Text Books for Preschoolers, Are You Kidding?
Text Books and Life Skills
A few years ago, the Home School Magazine contacted me and asked me what my thoughts were on textbooks for preschoolers and character. This made me think for a bit, I mean after all, I grew up in the 1950’s and character development or character education was not familiar to me in daily language, nor was preschool very popular at that time.
My parents drove one car, my mom stayed home with us kids, and we even got to walk home from school for lunch! So many things have changed today, yet, there are many variables that should always stay in place, to me, that is teaching character or life skills to our children. Textbooks are a valuable resource, no doubt, but, again, to me, there is nothing like hands on or role modeling to teach a child so that they will remember and internalize the meaning of what you’re teaching.
What is the old cliché’, “Tell me and I forget. Teach me and I remember. Involve me and I learn.” – Benjamin Franklin, I feel these words are powerful and so very true to form.
After thinking about the two, textbooks and life skills/character, I wrote back and they published it. Before you read what I wrote, think about how you would have answered teaching a preschooler with textbooks plus teaching children life skills/character traits. And, let me add this, would you expect your child’s school to teach these traits, or should they be taught at home? I know what my answer is. What is yours?
Can you honestly say that a textbook is going to teach your preschooler age-appropriate and life lessons or character strengths? Personally, this is one of my favorite ages. They are so interested in learning and can be taught right from wrong, and what good choices are. When I taught preschool, one of the words that was very visible in my classroom was ‘choices’ and this made the children think twice before making a decision, all the while knowing that there are consequences to be had, good or bad.
First, we teach them good behavior, how to be respectful of themselves and others as well as how to use polite words and portray good manners. Not to mention healthy habits, perseverance, responsibility, kindness, self-esteem, how to be a friend, and basic character traits. All the while they are learning this, we teach them about the five senses: touch, sight, smell, hearing and taste.
At this young age especially, children are tactile. They use their sensory skills to learn and explore the world around them. As a parent, you get to enjoy their reactions while learning different subject matters. Take for example baking; you can teach measurements, math, and basic chemistry by baking and introduce them to new tastes, textures, smells and even new sights. How about baking some yummy chocolate chip oatmeal cookies? Show them how to measure the ingredients with the measuring tools needed. Share the feel of the ingredients, the roughness of raw oats, the stickiness of a raisin, the soft feel of flour and the chocolate chips hard texture in the beginning and then their gooeyness after they melt into the cookie. Point out the smell of the ingredients prior to baking and then while they are baking.

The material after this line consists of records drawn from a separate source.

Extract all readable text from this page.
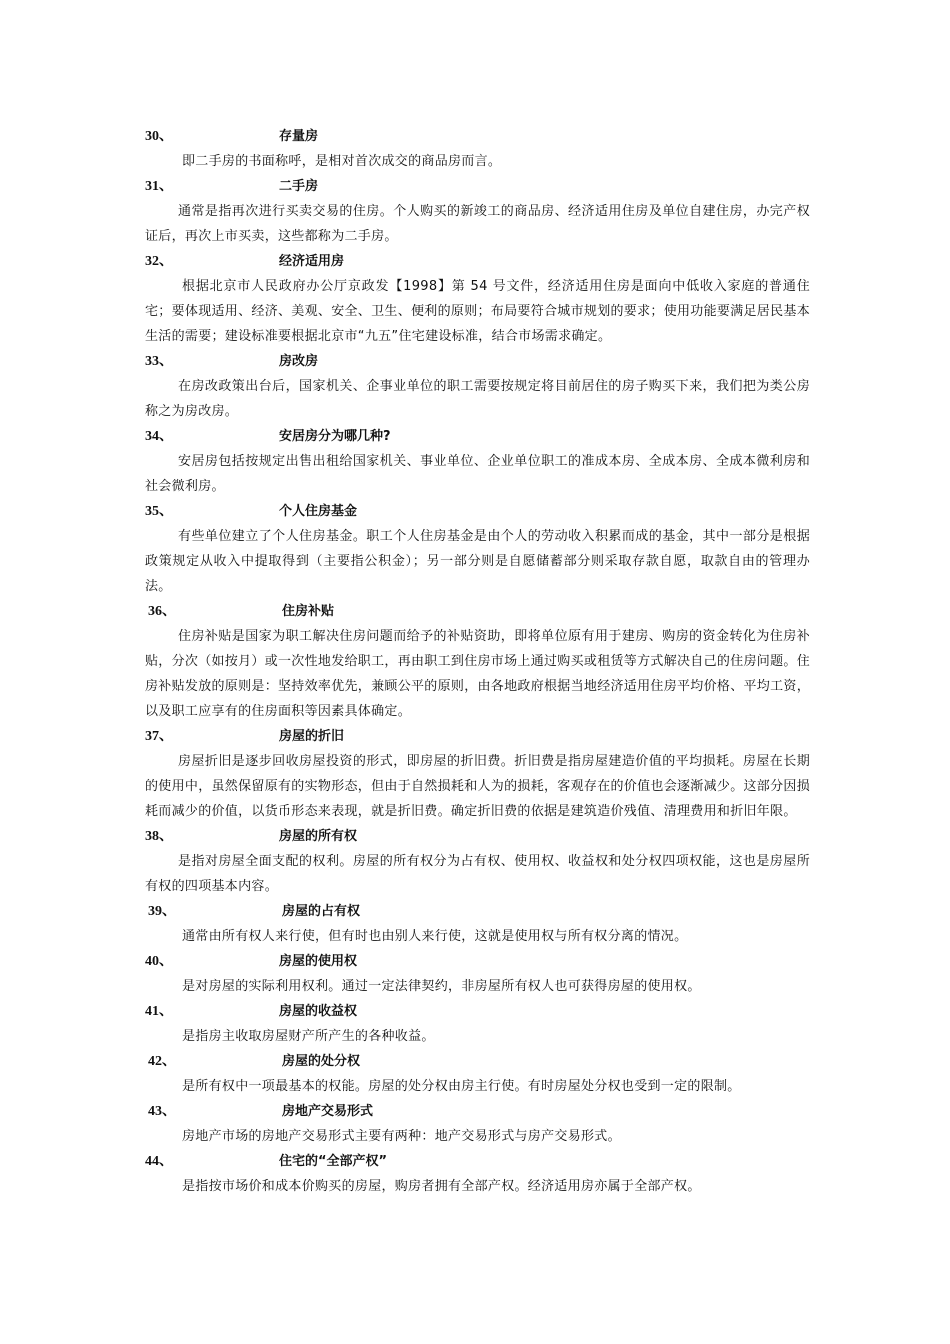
30、	存量房

即二手房的书面称呼，是相对首次成交的商品房而言。

31、	二手房

通常是指再次进行买卖交易的住房。个人购买的新竣工的商品房、经济适用住房及单位自建住房，办完产权证后，再次上市买卖，这些都称为二手房。

32、	经济适用房

根据北京市人民政府办公厅京政发【1998】第 54 号文件，经济适用住房是面向中低收入家庭的普通住宅；要体现适用、经济、美观、安全、卫生、便利的原则；布局要符合城市规划的要求；使用功能要满足居民基本生活的需要；建设标准要根据北京市“九五”住宅建设标准，结合市场需求确定。

33、	房改房

在房改政策出台后，国家机关、企事业单位的职工需要按规定将目前居住的房子购买下来，我们把为类公房称之为房改房。

34、	安居房分为哪几种?

安居房包括按规定出售出租给国家机关、事业单位、企业单位职工的准成本房、全成本房、全成本微利房和社会微利房。

35、	个人住房基金

有些单位建立了个人住房基金。职工个人住房基金是由个人的劳动收入积累而成的基金，其中一部分是根据政策规定从收入中提取得到（主要指公积金）；另一部分则是自愿储蓄部分则采取存款自愿，取款自由的管理办法。

36、	住房补贴

住房补贴是国家为职工解决住房问题而给予的补贴资助，即将单位原有用于建房、购房的资金转化为住房补贴，分次（如按月）或一次性地发给职工，再由职工到住房市场上通过购买或租赁等方式解决自己的住房问题。住房补贴发放的原则是：坚持效率优先，兼顾公平的原则，由各地政府根据当地经济适用住房平均价格、平均工资，以及职工应享有的住房面积等因素具体确定。

37、	房屋的折旧

房屋折旧是逐步回收房屋投资的形式，即房屋的折旧费。折旧费是指房屋建造价值的平均损耗。房屋在长期的使用中，虽然保留原有的实物形态，但由于自然损耗和人为的损耗，客观存在的价值也会逐渐减少。这部分因损耗而减少的价值，以货币形态来表现，就是折旧费。确定折旧费的依据是建筑造价残值、清理费用和折旧年限。

38、	房屋的所有权

是指对房屋全面支配的权利。房屋的所有权分为占有权、使用权、收益权和处分权四项权能，这也是房屋所有权的四项基本内容。

39、	房屋的占有权

通常由所有权人来行使，但有时也由别人来行使，这就是使用权与所有权分离的情况。

40、	房屋的使用权

是对房屋的实际利用权利。通过一定法律契约，非房屋所有权人也可获得房屋的使用权。

41、	房屋的收益权

是指房主收取房屋财产所产生的各种收益。

42、	房屋的处分权

是所有权中一项最基本的权能。房屋的处分权由房主行使。有时房屋处分权也受到一定的限制。

43、	房地产交易形式

房地产市场的房地产交易形式主要有两种：地产交易形式与房产交易形式。

44、	住宅的“全部产权”

是指按市场价和成本价购买的房屋，购房者拥有全部产权。经济适用房亦属于全部产权。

Finally, taste the cookie, and enjoy your preschoolers pride in what they helped you to bake and their reaction when they bite into that delicious warm, tasty cookie.There are some things that just need to be experienced!
Children learn from example, they listen to what we say, they look at what we do and they model what they observe and notice us doing. At the preschool age most parents are teaching their child about good characteristics, teaching them to love who they are and all the special qualities about them. Each child is unique in their own way and should feel proud of who they are. Can you teach feelings from a textbook, or do you need to experience these feelings?

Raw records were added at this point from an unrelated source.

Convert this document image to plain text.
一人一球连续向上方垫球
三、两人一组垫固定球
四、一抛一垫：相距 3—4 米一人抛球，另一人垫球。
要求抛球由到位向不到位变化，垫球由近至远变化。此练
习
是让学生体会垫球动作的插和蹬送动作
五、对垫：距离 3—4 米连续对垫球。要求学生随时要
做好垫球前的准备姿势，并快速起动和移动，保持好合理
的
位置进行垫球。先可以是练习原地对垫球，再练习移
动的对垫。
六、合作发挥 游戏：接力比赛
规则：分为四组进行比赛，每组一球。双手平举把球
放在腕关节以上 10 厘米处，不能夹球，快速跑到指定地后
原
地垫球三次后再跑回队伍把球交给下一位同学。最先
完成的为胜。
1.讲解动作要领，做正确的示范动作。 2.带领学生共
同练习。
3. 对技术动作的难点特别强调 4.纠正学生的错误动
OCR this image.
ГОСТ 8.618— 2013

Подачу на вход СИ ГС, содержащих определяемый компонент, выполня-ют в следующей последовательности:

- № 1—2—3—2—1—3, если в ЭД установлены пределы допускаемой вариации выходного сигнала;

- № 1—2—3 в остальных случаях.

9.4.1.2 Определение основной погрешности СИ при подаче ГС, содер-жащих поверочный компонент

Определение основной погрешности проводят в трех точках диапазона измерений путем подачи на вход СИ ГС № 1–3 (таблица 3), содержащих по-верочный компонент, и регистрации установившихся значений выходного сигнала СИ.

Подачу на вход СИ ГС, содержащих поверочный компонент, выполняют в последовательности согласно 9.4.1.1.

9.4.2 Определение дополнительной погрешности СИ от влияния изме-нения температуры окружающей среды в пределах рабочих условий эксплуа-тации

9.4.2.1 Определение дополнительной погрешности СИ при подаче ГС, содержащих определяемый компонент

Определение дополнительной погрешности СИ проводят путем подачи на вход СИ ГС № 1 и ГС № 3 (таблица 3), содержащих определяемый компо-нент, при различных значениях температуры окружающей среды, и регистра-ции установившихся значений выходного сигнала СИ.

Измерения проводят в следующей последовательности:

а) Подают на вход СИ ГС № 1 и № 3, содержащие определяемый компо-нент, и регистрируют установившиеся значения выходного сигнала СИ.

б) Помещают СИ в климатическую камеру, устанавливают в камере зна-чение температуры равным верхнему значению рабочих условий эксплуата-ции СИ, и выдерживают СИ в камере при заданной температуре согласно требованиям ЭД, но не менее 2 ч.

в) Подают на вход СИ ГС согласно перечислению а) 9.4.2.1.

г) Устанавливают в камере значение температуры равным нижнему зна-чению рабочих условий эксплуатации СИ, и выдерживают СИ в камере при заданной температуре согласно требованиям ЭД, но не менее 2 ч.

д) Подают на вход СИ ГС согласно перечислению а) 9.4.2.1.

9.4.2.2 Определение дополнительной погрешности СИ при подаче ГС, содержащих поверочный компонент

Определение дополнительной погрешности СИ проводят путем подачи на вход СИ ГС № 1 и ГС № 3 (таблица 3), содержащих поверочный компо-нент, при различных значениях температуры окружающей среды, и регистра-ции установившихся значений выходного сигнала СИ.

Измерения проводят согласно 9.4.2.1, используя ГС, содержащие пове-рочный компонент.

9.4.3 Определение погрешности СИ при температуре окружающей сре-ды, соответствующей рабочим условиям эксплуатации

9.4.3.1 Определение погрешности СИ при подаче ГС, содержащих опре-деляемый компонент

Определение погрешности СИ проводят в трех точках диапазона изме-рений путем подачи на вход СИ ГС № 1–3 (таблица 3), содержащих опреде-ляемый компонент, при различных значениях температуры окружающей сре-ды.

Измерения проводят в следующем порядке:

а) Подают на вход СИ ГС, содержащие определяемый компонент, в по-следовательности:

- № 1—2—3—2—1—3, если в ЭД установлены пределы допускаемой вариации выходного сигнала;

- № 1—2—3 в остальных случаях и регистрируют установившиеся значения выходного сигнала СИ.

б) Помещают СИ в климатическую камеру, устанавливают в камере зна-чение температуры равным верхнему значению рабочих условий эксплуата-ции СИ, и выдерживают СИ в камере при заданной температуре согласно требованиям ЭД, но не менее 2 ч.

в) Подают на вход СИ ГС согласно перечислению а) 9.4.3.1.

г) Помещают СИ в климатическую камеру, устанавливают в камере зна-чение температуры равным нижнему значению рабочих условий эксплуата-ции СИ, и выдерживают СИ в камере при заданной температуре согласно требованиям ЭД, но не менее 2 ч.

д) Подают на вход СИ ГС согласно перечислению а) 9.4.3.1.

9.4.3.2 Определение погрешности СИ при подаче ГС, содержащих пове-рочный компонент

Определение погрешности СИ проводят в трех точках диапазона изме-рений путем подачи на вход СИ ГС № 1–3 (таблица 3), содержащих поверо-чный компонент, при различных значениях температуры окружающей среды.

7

Feelings can’t be taught from a textbook, they are heartfelt. At such an early age, children will become familiar with the good feelings they acquire for having good behaviors, making good choices, helping others, and feeling good about themselves. Hopefully, this will continue to become a part of who they are. Can this be taught in a textbook? I use the phrase daily in my classroom, – Is that a good choice? The children understand that what they are doing or saying isn’t the best choice in the situation and will change it. I emphasized on a daily basis to my preschoolers that when they made good choices, my heart did the ‘happy dance’ . this is how I captured their attention when they would use kind words or helped each other and were making good choices. These are the good feelings children remember and focus upon rather than being a bully. Again, feelings are something that needs to be experienced.
Preschoolers are explorers, they want to learn, they want to touch, see, feel listen and taste the beauty that surrounds them. While a textbook is a wonderful resource in teaching, can it fully allow your child to express different experiences? You can show them a picture of water, but, how do you explain to them that it is wet, cold, hot, rough, or smooth? Let them touch the water, splash the wter, float, or run in the water because they need to touch it and have with it to truly understand it.
What is the old cliché’, “Tell me and I forget. Teach me and I remember. Involve me and I learn.” – Benjamin Franklin,
These my friends, are words to live by.